Cachoeira, Bahia, Brésil / 12°36’S 38°57’W / 1997
Avec une seule demi-heure de retard, Bira est très correct; on dit que l’heure, à Bahia, est de quatre-vingt dix minutes. Bira sera un assez piètre conducteur, irrégulier. Cependant agréable compagnon; disert et compétent. Il connaît bien sa région, le recôncavo, que nous parcourons sur les 120 kilomètres vers Cachoeira. Route secondaire, état variable, comme le ciel aujourd’hui. On défile à travers des plantations. Le recôncavo est l’une des fertiles régions agricoles du pays, la canne à sucre se développe à partir de la seconde moitié du XVIe siècle. Il y a aussi le cacao; halte à mi-parcours dans une plantation, on découvre le goût fort et original du cacao pur en cassant quelques fèves qui sèchent au soleil. Et puis le tabac, de culture plus tardive, et plus artisanale aussi, nous dit-on.

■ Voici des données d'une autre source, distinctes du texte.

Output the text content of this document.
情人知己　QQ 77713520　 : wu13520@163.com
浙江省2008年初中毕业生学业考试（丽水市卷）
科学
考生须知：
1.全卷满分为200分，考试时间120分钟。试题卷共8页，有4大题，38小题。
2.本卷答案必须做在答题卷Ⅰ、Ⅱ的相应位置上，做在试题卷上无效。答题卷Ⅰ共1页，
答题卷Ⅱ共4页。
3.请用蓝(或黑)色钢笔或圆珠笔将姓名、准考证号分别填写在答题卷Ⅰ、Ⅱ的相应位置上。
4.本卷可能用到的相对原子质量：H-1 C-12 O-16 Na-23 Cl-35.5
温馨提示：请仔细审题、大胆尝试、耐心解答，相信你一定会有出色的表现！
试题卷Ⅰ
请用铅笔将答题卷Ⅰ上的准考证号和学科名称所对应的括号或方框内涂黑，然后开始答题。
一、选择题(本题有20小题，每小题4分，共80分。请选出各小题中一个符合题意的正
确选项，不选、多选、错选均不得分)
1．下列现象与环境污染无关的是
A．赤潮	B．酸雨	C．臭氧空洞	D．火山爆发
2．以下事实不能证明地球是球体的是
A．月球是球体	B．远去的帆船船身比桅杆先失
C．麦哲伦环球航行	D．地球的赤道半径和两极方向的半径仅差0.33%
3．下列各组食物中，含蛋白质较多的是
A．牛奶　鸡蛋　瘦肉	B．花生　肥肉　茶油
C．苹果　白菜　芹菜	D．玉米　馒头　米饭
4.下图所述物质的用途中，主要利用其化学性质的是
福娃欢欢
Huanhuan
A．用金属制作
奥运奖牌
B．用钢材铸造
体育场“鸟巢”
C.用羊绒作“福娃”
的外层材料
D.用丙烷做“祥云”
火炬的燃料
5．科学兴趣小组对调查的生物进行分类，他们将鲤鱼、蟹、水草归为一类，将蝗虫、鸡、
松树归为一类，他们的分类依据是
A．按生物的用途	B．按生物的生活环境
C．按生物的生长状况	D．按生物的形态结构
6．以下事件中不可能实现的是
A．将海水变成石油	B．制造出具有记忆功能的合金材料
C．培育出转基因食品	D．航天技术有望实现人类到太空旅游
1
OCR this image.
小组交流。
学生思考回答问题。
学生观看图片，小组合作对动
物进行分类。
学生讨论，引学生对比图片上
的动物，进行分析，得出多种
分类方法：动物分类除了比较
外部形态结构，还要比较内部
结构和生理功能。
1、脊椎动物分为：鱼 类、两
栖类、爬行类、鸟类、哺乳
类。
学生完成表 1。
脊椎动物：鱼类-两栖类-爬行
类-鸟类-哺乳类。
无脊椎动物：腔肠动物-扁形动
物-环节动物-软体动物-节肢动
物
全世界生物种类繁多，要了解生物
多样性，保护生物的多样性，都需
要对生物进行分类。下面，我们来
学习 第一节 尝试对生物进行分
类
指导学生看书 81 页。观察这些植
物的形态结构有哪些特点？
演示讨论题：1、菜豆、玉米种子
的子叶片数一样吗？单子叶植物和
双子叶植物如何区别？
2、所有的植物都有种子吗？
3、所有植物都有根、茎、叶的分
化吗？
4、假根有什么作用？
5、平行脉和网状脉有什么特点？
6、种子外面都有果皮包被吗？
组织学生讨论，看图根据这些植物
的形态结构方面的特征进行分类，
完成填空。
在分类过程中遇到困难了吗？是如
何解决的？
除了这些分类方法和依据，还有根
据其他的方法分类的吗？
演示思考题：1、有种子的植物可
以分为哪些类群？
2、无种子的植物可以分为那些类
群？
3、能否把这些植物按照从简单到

Sur la rive droite du Rio Paraguaçu, São Félix. En front de fleuve, l’ancienne façade de la manufacture des cigares Dannemann, fondée en 1873 par un Allemand venu de Brême. Ce sont les plus connus des cigares brésiliens – je ne suis pas amateur, mes quelques essais se sont toujours terminés devant la cuvette des vécés. Bref tour de ville, nous resterons plus longuement en deçà du pont qui enjambe le fleuve, à la ville jumelle, Cachoeira.
Atmosphère surréaliste, un ensemble architectural que l’on croirait créé pour un plateau d’opéra. Parfaite harmonie, l’architecture coloniale portugaise dans sa meilleure expression, Des églises de toutes tailles, dans toutes les dispositions urbanistiques, des perspectives de ruelles prolongées d’emmarchements, d’excroissances de perrons, devant des façades colorées pastel, délavées par des siècles de cette succession de dur soleil et de violente pluie.
Une marque de qualité sur « Le Fil rouge portugais », ces récits de « Voyages à travers les continents », que Péroncel-Hugoz, dans ce livre qu’il publiera en 2002 (Bartillat, Paris) dédiera « Aos Portugueses, pioneiros exemplares e imigrantes modelo ». Un soir à Bahia, nous nous trouvons voisins de table d’un charmant senior portugais, discret, habillé à l’anglaise comme ils l’affectionnent – on dirait un personnage de Pessoa ou Tabucchi. Ingénieur en retraite, il parcourt le monde sur les traces du patrimoine construit portugais. Au chapitre brésilien, il part le lendemain pour Rio Branco, Acre, à 4’000 kilomètres à l’ouest, frontières avec le Pérou et la Bolivie. Boa viagem, Dr. Rodrigo X. Y. e Z….!
Aucune construction moderne ne vient polluer l’image, fragile. La ville a été classée Monument national en 1971, mais les belles intentions ont eu de la peine à prendre forme. Ou alors, des fonds ont bien été attribués, mais sont, quelque part, ailleurs, à la brésilienne…
Impressionnante façade de la gare, en équilibre instable, pouvant s’écrouler d’un moment à l’autre. Nous déjeunons dans la véranda du seul restaurant de la bourgade, surchauffée par le soleil revenu dans le décor. Progressivement, les grincements du ventilateur de plafond sont supplantés par d’autres. Sur les rails zigzagants au milieu de la rue avance une poussive locomotive; il y a encore, horaire aléatoire, de temps à autre un train sur cette vieille ligne. Terminus Cachoeira.
Cachoeira, cascade en portugais. J’en suis friand. Il faut oublier, un barragem en aval a régularisé le cours du rio. Le transport fluvial a aussi disparu; comme souvent, c’est la route et les camions qui se substituent à des moyens plus écologiques. Dernier des soucis, au Brésil, il y a tant de ressources ! « Le Brésil est le pays de l’avenir et le restera », a dit un jour Charles De Gaulle.